Ian Cooper is an associate at Toronto law firm Stohn Hay Cafazzo Dembroski Richmond LLP, which focuses on entertainment, copyright, and technology
Last month, Josée Verner, Canada’s heritage minister, got up in front of this year’s largest gathering of Canadian film and television producers and read from a prepared statement. Among promises of continued support, Ms. Verner offered a challenge to the industry: her government was going to devise new programs that would ‘reward risk-takers.’
Judging from Bill C-10, it appears the kind of risk-taking Ms. Verner and her colleagues have in mind is a lot closer to Russian roulette than an exercise of good business or creative judgment.
The new legislation, which as of this writing is being reviewed by the Senate banking committee, seeks to deny federal tax-credit funding for any production that Ms. Verner’s ministry deems to be ‘contrary to public policy.’ The argument is simple enough: if Canadian producers want government money, they need to play by the government’s rules.
This line of reasoning makes sense if one sees the tax credit as a mere handout. Unfortunately for the Tories, things are more complicated than that.
A combination of industrial and cultural policy, tax credits allow Canadian creators to tell their stories. They also support businesses that generate $4.9 billion in economic activity, and provide an estimated 126,900 jobs.
Nearly all of Canada’s major trading partners have similar incentives in place. (The U.S. and India, both of which have enormous domestic audiences, are the exceptions.) Without public assistance, Canadian producers could not raise enough money to make films and television programs for a country with such a small population. The problem is particularly acute in Ms. Verner’s home province of Quebec, where local films are top draws at the box office but have a harder time finding audiences elsewhere.
The new legislation could penalize projects that already receive public support from Telefilm Canada or the Canadian Television Fund, which is administered by Telefilm. The result is that producers could receive funding from one arm of Canadian Heritage, only to be denied funding from – wait for the punch line – another arm of Canadian Heritage.
Such a state of affairs is a far cry from the vision of government as efficient facilitator of private enterprise promised by Ms. Verner and her Conservative colleagues. As a senior Canadian production executive recently observed in Playback, the government has shown ‘a pretty shocking ignorance regarding how films are financed in Canada.’
To understand how we got here, a bit of history is warranted.
For many years, private investors had a direct incentive to invest in Canadian films through provisions of the Income Tax Act that allowed them to write off the investment against their income. An entire tax-shelter industry emerged.
While many films were produced under the old regime, the government decided too much money was going to promoters, lawyers and other business people who organized the investment structures, and not enough was getting to producers. The idea was to create a more efficient incentive, and in 1995 the tax credit was born.

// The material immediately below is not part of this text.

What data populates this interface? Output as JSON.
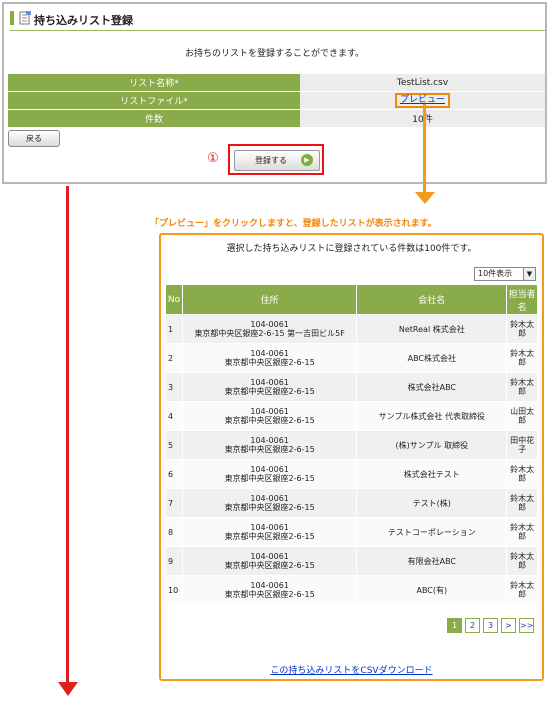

The system is not without its flaws, but by and large it works. Many other countries (and American states such as New Mexico and Louisiana) have adopted similar rules to support their own creative industries.
There is a catch, however.
The producer must make the film or TV program first, and then claim a refund from the government based on how much money it spent on eligible Canadian labor. The cheque usually arrives about 12 to 18 months after production finishes.
Producers go to banks to finance the tax credits they expect to receive. Banks tend to be conservative lenders, so they require a corporate guarantee from the producer, and sometimes, a personal guarantee. A producer who spends the bank’s money and is subsequently denied the tax credit under the new rules would likely face business or personal bankruptcy.
Faced with a standard as slippery as ‘contrary to public policy,’ Canadian creators will call their lawyers, who will quickly conclude that it is anybody’s guess how the new law will be interpreted. Accordingly, lawyers will advise their clients that the best course of action is to play it safe. Why court personal and professional ruin?
The Tories’ vague public-interest standard is guaranteed to have a chilling effect on artistic expression in this country. It will ensure that fearful producers avoid taking the kinds of creative risks that engage and challenge Canadian audiences.
Put simply, the new law will discourage the very behavior that Ms. Verner claims the Conservatives intend to reward.
What is most disturbing about Bill C-10 is the government’s failure to identify the bogeyman about which it is so concerned. Before legislating, perhaps the Tories might start by citing a single production that currently receives their financial support and fails to meet their standards of public decency.
Of course, to do so would run the risk of finding out that Canadians actually like some of the productions that Ms. Verner’s government finds so odious. Or is it simply that there is no problem – in which case, why the new law?
If the government wishes to have a public discussion about the role of culture in this country, perhaps it should start by consulting the industry and the millions of Canadians that make up its audience.
After all, this isn’t the minority Tory government’s money – it’s the public’s.